From Trial-and-Error to Graph Matching

Existing methods force agents to "think" about their failures in real-time, which consumes significant time and API resources. EMG shifts this burden to an offline phase. By converting both failed exploration trajectories and successful expert trajectories into "action decision graphs," the system can mathematically compare them. These graphs represent the agent's decision-making process, where nodes are actions and edges are the observations that triggered them. By matching these graphs, EMG identifies exactly where an agent went wrong and computes the shortest "edit path" to correct the behavior.

Building the Memory Graph

The framework organizes knowledge into a structured network. Each node in the memory graph stores specific insights for a task, such as successful workflows and the necessary corrections for common failures. Beyond individual tasks, EMG creates edges between nodes that share similar goals. These edges store cross-task insights, allowing the agent to apply lessons learned from one scenario to a different, but related, problem. This structure ensures that the agent doesn't just memorize specific task steps, but learns transferable patterns that improve performance across a variety of situations.

One-Shot Execution

Because the correction logic is pre-computed and stored in the memory graph, the agent does not need to perform iterative loops during testing. When faced with a new task, the agent retrieves the relevant nodes and edges from its memory graph. This provides the agent with a clear, pre-validated plan that accounts for potential pitfalls, enabling it to complete the task in a single, loop-free execution. This design significantly reduces latency and costs while improving the agent's reliability in complex environments.

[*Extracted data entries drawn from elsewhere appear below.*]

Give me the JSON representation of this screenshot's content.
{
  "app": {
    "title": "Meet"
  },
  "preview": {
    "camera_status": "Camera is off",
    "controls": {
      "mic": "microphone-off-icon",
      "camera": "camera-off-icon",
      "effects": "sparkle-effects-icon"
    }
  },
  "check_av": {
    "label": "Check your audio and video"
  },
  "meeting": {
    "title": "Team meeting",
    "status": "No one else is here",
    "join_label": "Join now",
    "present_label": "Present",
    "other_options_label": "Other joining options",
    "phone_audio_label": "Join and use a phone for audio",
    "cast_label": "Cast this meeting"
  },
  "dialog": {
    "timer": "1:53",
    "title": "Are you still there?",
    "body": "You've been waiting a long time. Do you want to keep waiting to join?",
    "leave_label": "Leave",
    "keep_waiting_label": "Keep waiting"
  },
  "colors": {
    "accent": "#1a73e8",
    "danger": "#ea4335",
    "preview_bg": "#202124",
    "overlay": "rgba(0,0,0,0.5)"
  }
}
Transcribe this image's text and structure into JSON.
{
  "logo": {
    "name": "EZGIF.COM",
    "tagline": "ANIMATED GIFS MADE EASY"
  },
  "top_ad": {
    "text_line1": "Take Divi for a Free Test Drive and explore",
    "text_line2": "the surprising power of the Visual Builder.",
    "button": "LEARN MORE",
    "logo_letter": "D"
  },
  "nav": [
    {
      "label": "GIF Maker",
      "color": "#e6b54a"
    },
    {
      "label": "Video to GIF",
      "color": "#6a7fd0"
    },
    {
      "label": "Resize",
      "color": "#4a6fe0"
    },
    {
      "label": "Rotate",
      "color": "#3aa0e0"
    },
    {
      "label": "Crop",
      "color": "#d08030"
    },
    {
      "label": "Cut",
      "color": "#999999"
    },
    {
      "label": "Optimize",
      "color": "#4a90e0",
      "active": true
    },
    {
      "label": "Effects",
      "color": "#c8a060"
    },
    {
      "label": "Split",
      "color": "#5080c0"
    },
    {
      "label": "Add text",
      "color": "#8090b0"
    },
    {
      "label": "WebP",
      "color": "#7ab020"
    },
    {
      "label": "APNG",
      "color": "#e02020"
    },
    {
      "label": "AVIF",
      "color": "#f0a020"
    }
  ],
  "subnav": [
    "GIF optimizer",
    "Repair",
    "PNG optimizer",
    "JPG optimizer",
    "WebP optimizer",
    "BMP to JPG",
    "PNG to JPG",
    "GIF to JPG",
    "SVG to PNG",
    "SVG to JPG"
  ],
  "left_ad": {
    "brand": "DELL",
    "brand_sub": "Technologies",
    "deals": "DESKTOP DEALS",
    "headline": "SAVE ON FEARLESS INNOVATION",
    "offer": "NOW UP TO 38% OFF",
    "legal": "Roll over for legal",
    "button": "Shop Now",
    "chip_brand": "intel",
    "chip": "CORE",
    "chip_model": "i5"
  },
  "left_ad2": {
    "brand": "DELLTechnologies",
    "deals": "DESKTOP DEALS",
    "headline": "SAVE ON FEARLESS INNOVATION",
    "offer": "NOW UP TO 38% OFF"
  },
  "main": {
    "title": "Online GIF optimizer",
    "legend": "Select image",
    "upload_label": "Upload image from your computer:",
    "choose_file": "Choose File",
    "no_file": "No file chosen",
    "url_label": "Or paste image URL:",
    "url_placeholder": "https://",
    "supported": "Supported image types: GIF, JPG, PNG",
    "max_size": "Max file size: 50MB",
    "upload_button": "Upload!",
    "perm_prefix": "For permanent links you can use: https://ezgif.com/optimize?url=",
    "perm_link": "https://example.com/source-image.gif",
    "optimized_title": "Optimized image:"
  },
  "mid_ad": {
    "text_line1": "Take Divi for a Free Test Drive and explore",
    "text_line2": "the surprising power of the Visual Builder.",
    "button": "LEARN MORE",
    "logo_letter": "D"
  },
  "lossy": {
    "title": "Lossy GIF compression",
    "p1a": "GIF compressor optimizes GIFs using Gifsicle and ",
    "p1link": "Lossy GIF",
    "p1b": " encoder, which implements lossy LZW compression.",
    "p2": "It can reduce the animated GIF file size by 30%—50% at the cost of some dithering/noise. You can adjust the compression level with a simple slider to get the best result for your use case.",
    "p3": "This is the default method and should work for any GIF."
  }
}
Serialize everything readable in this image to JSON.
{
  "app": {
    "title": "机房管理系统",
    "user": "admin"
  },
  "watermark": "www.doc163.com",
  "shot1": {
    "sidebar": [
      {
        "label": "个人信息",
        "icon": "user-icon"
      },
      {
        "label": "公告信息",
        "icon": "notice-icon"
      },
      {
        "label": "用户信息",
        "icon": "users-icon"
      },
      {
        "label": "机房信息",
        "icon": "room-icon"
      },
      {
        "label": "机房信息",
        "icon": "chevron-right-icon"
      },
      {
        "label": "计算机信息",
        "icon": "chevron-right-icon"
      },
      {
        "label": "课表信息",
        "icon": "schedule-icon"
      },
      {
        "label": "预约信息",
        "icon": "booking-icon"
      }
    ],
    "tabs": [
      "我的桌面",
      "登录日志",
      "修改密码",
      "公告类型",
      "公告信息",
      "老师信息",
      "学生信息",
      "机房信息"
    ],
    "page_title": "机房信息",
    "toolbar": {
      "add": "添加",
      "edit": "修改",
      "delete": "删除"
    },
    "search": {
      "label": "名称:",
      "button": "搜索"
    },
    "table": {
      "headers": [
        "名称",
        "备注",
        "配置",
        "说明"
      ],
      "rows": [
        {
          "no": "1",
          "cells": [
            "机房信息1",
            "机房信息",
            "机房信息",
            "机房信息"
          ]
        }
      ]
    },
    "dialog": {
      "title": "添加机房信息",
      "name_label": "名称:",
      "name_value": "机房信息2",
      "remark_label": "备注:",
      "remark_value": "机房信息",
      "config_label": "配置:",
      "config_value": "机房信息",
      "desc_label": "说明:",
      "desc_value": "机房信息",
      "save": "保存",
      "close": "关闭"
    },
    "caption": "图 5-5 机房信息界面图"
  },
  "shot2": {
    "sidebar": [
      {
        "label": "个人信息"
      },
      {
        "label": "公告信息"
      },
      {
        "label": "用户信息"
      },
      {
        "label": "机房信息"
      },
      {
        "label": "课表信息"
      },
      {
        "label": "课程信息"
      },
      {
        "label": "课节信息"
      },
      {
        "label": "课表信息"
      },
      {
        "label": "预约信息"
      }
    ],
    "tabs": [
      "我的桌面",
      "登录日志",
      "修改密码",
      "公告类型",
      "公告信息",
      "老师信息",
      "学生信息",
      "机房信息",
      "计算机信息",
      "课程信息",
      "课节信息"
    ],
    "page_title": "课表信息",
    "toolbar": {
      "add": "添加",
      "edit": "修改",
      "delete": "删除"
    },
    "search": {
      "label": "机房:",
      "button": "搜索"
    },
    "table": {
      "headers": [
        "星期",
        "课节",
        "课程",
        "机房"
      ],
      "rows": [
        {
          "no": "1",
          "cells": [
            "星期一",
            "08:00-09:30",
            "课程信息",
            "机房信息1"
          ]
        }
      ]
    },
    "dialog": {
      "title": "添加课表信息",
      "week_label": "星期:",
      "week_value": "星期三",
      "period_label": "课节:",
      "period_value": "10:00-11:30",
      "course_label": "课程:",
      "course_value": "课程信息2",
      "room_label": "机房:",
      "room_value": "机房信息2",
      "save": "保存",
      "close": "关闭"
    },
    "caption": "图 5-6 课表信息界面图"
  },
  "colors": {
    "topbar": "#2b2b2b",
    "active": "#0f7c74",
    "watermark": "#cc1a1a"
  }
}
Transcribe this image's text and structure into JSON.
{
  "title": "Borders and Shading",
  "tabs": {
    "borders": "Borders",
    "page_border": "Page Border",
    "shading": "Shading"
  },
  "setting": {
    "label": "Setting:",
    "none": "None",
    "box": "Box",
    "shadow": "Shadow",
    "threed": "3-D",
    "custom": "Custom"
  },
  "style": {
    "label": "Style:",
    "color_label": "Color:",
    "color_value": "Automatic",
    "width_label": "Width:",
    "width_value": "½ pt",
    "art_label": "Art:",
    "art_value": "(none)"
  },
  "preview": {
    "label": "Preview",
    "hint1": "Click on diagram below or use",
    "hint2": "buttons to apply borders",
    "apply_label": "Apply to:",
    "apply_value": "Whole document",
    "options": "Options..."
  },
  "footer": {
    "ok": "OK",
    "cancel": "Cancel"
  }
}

Performance and Efficiency

Experiments conducted on the ALFWorld and ScienceWorld benchmarks demonstrate that EMG consistently outperforms traditional reflection-based methods. By replacing brittle, prompt-based self-reflection with deterministic graph computation, the framework achieves higher success rates and better rewards. Furthermore, because it eliminates the need for repeated trial-and-error cycles at test time, EMG offers a more scalable and cost-effective solution for real-time, long-horizon agent applications.